Growing Peas Quickly and Abundantly


  • Early Alaska Heirloom Pea
  • Early Frosty Pea
  • Yellow Pod Pea
  • Super Sugar Snap Pea
  • Austrian Winter Pea
  • Early Alaska English Pea
  • Oregon Giant Snow Pea
  • Grow Peas over winter
  • Companion Plants for Peas

    Peas are one of the first crops we plant, generally as soon as the ground can be worked. The seed of most varieties will continue to grow even if snow falls after they are planted. A blanket of snow doesn't hurt emerging pea plants either, so long as the temperatures are not frigid, in the teens or lower.

    Cowpeas, Field Peas, crowder peas, black eyed peas,and cream peas are not actually peas they are more closely related to beans and will live long and prosper in warm hot summers.

    Among True Peas, there are extra-early, early, mid-season, and late varieties.

    Pea plants are easily grown within the narrow time frame which is their growing season. They also do not stay fresh very long after harvest, so should be used or preserved quickly once harvested.

    Optimally seeds should be sown outdoors 4 to 6 weeks before the last spring frost, soil temperatures should be in the ballpark of 45 degrees F. Air Temperature most definitely should be below 70 degrees F which is generally not an issue for spring plantings.

    If you plan to grow early peas, placing a cloche or tarp over the soil for several weeks before sowing will allow the ground to warm up.

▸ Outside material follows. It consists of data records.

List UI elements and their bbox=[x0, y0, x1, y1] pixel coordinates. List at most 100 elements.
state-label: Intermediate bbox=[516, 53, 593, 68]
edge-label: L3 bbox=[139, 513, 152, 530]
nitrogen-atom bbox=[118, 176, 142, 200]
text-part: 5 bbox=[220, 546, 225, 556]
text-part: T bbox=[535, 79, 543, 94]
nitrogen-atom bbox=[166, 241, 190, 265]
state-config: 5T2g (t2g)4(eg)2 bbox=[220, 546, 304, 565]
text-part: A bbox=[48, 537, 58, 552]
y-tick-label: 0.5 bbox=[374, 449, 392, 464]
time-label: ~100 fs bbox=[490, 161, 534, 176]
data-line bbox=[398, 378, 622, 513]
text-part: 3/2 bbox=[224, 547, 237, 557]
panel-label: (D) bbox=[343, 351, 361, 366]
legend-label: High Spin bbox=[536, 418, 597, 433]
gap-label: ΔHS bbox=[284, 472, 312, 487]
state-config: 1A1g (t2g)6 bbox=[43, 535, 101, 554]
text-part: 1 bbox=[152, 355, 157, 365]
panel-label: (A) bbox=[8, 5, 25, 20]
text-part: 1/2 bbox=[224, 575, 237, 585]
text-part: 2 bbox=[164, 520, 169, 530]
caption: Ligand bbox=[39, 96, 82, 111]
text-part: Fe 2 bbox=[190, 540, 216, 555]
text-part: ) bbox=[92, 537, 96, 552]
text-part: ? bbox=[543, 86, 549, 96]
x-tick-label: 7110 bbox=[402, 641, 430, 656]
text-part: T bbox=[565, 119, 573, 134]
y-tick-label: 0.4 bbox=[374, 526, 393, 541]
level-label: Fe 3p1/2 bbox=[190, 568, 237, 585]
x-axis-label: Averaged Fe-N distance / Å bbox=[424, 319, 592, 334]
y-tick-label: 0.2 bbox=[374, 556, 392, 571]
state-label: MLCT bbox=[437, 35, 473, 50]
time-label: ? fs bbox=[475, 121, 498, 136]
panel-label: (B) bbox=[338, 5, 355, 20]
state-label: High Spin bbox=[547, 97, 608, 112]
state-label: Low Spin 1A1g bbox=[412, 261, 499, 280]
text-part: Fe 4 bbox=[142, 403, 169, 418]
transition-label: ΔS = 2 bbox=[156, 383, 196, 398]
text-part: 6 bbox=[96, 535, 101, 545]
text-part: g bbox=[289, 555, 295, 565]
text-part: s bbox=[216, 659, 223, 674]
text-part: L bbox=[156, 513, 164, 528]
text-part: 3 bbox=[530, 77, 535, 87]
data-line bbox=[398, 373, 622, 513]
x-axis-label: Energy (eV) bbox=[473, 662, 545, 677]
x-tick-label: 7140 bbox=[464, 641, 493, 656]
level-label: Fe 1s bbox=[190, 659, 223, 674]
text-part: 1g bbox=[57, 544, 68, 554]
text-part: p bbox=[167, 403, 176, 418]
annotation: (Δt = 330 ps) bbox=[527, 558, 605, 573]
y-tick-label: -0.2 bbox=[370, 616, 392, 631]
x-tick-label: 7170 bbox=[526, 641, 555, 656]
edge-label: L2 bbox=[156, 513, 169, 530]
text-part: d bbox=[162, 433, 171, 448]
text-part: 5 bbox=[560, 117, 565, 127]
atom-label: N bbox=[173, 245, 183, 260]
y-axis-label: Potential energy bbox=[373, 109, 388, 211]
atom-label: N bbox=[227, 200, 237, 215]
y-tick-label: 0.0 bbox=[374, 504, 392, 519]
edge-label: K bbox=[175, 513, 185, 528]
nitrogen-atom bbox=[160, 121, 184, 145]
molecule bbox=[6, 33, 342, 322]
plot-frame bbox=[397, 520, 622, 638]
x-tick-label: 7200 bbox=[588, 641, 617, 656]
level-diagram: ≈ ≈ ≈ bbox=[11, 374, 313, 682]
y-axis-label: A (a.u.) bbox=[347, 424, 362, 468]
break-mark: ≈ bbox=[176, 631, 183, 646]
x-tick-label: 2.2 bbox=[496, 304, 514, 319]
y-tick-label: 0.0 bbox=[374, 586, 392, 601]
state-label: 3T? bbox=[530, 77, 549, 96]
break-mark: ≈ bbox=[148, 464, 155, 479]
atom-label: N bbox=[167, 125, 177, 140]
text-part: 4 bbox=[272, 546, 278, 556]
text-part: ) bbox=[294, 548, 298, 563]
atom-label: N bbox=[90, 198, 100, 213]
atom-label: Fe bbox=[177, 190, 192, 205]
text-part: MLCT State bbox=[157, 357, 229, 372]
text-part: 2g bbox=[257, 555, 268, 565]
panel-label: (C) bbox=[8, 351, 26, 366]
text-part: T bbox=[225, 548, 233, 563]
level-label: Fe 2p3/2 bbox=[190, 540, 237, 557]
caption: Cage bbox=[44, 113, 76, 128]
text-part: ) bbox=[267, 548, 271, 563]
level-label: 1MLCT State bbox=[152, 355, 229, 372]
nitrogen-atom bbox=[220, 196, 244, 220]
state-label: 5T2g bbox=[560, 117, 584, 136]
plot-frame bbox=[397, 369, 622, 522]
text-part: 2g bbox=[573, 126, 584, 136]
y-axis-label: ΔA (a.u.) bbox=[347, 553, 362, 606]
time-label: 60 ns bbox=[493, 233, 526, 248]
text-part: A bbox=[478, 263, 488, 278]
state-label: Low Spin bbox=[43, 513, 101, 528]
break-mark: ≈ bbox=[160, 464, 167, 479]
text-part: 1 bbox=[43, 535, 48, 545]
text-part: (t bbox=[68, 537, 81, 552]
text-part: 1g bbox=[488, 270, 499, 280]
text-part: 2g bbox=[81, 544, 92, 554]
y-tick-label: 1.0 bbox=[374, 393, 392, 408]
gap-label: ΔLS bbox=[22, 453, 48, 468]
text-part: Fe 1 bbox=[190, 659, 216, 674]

Raised beds will also help with early plantings.

    Getting them in the ground while the soil is still relatively cool is good, not cold but workably cool is cool. Do not allow them sit for extended periods in soggy soil.

    Turn over the planting beds in the fall, add manure to the soil, and mulch well. Adding manure in the Spring is not advisable, just mulch. Turning over the beds is still a good idea though.

    A modest sprinkling of wood ash to the soil before planting is a good idea. Wood Ash is a good source of lime and potassium as well as many other trace elements that benefit plants. It is best used in moderation, scattered lightly and well mixed into your compost. Wood ash produces salts and lye and if not used sparingly can damage or kill your plants.